Peço desculpa aos que aqui me lêem, e à autora, pela minha tradução do castelhano para português, embora julgue que está uma tradução fiel, apesar de livre.
A FURIA
Às vezes penso que temos entendido que a liberdade é esse direito que nos permite vociferar, assinalar um culpado e linchá-lo. Foi isso que ocorreu com o pobre homem que, por levar a sua enteada à escola, passou a entrar algemado numa esquadra.
Graças a uma falta de discrição em cadeia, dos médicos, da polícia, da justiça e dos média, reconhecemos nessa imagem o rosto do assassino, e a turba mais primitiva correu às portas do carro celular a desfrutar da execução moral.
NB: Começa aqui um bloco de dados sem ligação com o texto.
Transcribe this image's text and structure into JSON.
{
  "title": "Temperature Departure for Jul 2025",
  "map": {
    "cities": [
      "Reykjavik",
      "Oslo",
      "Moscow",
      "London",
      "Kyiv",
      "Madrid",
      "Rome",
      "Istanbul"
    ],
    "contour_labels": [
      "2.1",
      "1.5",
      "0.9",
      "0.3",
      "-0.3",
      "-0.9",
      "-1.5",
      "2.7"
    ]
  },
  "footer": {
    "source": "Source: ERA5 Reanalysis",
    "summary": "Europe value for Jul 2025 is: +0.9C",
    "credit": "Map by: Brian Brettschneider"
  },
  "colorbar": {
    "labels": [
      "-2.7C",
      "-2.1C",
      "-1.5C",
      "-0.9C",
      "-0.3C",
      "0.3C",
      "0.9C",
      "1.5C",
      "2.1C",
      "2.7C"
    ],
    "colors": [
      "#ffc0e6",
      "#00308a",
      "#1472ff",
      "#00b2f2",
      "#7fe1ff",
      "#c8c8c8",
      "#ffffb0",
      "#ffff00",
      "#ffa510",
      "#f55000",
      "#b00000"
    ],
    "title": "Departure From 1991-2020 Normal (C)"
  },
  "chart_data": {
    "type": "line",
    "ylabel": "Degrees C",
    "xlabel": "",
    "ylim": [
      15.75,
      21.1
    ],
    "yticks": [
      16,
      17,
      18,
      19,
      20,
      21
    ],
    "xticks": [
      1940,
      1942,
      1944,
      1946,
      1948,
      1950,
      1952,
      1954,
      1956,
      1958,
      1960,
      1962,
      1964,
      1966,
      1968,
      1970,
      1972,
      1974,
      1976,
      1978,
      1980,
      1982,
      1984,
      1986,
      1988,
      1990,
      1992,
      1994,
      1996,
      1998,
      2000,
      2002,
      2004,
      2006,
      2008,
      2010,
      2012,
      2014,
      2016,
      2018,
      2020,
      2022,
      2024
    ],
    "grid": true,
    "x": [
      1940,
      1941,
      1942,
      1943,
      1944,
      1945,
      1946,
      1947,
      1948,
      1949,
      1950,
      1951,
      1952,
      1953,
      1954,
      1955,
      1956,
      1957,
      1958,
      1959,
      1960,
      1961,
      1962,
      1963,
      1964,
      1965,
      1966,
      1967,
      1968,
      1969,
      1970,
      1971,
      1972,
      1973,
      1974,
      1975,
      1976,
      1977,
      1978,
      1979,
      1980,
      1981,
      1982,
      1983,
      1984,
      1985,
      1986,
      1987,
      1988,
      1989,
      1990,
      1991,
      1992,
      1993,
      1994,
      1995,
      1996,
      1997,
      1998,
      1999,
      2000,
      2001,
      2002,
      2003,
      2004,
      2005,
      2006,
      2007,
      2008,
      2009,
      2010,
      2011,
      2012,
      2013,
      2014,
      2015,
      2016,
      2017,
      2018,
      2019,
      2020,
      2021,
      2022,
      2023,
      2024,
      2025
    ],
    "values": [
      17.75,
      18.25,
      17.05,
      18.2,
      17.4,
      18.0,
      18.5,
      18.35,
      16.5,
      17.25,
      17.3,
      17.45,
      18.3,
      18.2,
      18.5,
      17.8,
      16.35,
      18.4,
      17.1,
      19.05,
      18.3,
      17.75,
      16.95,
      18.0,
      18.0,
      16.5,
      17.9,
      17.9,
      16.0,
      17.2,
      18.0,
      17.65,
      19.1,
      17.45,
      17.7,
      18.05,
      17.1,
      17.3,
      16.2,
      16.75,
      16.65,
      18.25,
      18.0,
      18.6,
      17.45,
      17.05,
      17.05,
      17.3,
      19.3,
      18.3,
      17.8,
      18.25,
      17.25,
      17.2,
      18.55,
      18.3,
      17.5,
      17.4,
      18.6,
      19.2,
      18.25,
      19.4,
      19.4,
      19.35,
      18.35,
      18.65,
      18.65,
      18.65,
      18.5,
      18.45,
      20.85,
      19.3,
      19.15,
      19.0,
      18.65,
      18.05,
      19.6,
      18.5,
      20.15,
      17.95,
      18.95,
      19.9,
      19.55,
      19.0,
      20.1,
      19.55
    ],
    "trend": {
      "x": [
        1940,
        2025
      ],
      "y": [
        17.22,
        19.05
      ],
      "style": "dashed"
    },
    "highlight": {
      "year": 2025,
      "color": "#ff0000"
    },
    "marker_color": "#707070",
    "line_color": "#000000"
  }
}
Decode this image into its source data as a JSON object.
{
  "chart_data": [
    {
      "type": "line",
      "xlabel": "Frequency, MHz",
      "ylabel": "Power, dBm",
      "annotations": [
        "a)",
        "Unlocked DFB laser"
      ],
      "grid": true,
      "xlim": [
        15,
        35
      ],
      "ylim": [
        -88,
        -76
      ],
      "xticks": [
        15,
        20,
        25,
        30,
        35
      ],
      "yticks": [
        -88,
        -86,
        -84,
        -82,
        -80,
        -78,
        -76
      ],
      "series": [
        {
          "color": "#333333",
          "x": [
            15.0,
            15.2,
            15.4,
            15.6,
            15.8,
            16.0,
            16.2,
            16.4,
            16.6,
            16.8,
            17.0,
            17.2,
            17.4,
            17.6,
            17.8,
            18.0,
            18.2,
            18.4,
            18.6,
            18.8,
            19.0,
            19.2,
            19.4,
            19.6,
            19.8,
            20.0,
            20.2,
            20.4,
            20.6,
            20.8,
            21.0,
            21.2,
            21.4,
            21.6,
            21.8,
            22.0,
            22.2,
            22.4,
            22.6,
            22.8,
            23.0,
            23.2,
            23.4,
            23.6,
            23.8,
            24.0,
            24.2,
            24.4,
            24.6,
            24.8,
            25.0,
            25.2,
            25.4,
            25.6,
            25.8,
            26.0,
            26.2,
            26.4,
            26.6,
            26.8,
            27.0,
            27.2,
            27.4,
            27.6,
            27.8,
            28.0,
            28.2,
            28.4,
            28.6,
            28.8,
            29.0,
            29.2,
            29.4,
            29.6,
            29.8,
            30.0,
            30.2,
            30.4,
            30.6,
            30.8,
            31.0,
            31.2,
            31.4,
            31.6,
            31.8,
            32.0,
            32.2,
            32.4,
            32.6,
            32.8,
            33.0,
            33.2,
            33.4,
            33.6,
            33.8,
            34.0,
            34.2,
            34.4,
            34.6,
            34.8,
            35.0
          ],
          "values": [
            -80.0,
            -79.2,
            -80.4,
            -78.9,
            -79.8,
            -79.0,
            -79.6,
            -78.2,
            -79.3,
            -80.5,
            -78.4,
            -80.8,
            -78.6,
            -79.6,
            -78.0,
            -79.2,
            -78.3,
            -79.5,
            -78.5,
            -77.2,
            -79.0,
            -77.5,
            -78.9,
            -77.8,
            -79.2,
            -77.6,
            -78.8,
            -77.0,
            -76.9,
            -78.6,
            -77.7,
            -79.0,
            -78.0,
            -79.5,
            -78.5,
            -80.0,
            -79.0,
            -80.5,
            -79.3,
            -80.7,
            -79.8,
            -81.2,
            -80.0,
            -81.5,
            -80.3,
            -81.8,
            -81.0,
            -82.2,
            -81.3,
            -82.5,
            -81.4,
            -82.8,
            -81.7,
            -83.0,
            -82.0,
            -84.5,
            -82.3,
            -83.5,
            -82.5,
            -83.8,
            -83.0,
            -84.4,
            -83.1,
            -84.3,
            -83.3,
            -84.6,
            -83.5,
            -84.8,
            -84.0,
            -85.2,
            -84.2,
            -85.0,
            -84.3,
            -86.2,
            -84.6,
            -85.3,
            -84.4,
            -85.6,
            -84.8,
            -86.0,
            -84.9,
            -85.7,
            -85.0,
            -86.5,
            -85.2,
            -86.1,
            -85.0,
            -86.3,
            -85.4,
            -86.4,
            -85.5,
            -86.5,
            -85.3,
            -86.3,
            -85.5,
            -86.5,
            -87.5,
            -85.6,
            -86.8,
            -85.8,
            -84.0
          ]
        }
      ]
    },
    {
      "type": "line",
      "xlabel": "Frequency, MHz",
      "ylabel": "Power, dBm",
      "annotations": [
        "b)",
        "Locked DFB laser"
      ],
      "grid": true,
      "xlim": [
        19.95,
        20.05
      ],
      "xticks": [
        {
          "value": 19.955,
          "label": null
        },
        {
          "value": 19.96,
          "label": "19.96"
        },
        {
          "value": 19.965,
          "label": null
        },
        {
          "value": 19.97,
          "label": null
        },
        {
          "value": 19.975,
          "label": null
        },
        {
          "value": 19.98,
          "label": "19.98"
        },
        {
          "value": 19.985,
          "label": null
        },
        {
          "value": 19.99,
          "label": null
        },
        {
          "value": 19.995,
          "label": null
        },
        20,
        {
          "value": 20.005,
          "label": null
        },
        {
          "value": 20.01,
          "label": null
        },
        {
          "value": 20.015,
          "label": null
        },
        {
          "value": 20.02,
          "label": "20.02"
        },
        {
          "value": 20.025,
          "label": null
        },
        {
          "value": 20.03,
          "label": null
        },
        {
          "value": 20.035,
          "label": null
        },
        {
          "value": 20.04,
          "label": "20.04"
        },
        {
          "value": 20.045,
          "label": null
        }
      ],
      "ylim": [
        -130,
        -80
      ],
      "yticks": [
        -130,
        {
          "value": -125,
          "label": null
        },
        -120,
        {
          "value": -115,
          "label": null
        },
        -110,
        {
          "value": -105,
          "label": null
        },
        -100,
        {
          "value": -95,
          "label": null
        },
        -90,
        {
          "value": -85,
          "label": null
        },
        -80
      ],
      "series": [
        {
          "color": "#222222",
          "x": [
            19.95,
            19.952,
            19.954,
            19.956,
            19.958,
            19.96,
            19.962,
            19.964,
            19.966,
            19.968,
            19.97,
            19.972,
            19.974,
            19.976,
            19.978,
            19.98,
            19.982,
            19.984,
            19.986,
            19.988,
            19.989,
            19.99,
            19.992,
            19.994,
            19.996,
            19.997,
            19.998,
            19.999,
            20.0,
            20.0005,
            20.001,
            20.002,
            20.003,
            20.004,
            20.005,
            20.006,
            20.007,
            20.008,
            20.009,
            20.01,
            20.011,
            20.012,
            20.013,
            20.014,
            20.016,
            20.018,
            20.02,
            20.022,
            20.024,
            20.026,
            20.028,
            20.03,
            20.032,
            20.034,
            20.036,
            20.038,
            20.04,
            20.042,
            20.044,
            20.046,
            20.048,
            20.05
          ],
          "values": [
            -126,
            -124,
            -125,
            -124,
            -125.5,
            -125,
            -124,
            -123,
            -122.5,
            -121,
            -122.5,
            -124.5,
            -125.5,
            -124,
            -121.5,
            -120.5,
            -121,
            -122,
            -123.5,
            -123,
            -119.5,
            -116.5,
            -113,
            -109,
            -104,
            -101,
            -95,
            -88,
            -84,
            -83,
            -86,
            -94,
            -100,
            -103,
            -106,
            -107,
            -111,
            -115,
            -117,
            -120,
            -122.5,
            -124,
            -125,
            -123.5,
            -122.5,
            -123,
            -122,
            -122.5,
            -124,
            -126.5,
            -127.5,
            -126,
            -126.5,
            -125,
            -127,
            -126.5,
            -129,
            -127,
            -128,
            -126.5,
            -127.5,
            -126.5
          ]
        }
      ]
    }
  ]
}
Como já não nos alimentamos para além das legendas de fotos e dos títulos, como já estamos a deixar de ler essa letra pequena em que se apreciam os matizes e as verdades, olhamos para o indivíduo e sentenciamo-lo: assassino, apodrece na prisão.
Falo no plural, sim, quero falar-lhes no plural, porque hoje mais do que nunca os periódicos constroem também os leitores, que podem participar activamente no fundo de uma notícia, e se até há dois dias os média digitais se inundavam de explosões implacáveis contra esse rapaz, ontem a culpabilidade era arremessada com a mesma intensa raiva contra a classe médica, a justiça, os média e o feminismo, ou «el hembrismo», como se lia ontem em várias dessas mensagens; uma expressão que me inquieta pelo que tem de fúria submersa. Não sei qual é o filtro que têm as opiniões dos leitores, sendo que às vezes me dá a impressão que nenhum. Sei, isso sim, que o filtro que tenho quando escrevo se chama educação.
Desejaria que o imperdoável erro cometido contra um inocente venha a servir para conter a ira, porque escrever uma mensagem num média digital deveria ser algo importante. Em alguns países a publicação de uma carta pode incluir um currículo profissional, e é prestigioso para um periódico que as cartas tenham elevação. Ontem, as únicas cartas memoráveis foram as que se limitaram a pedir perdão.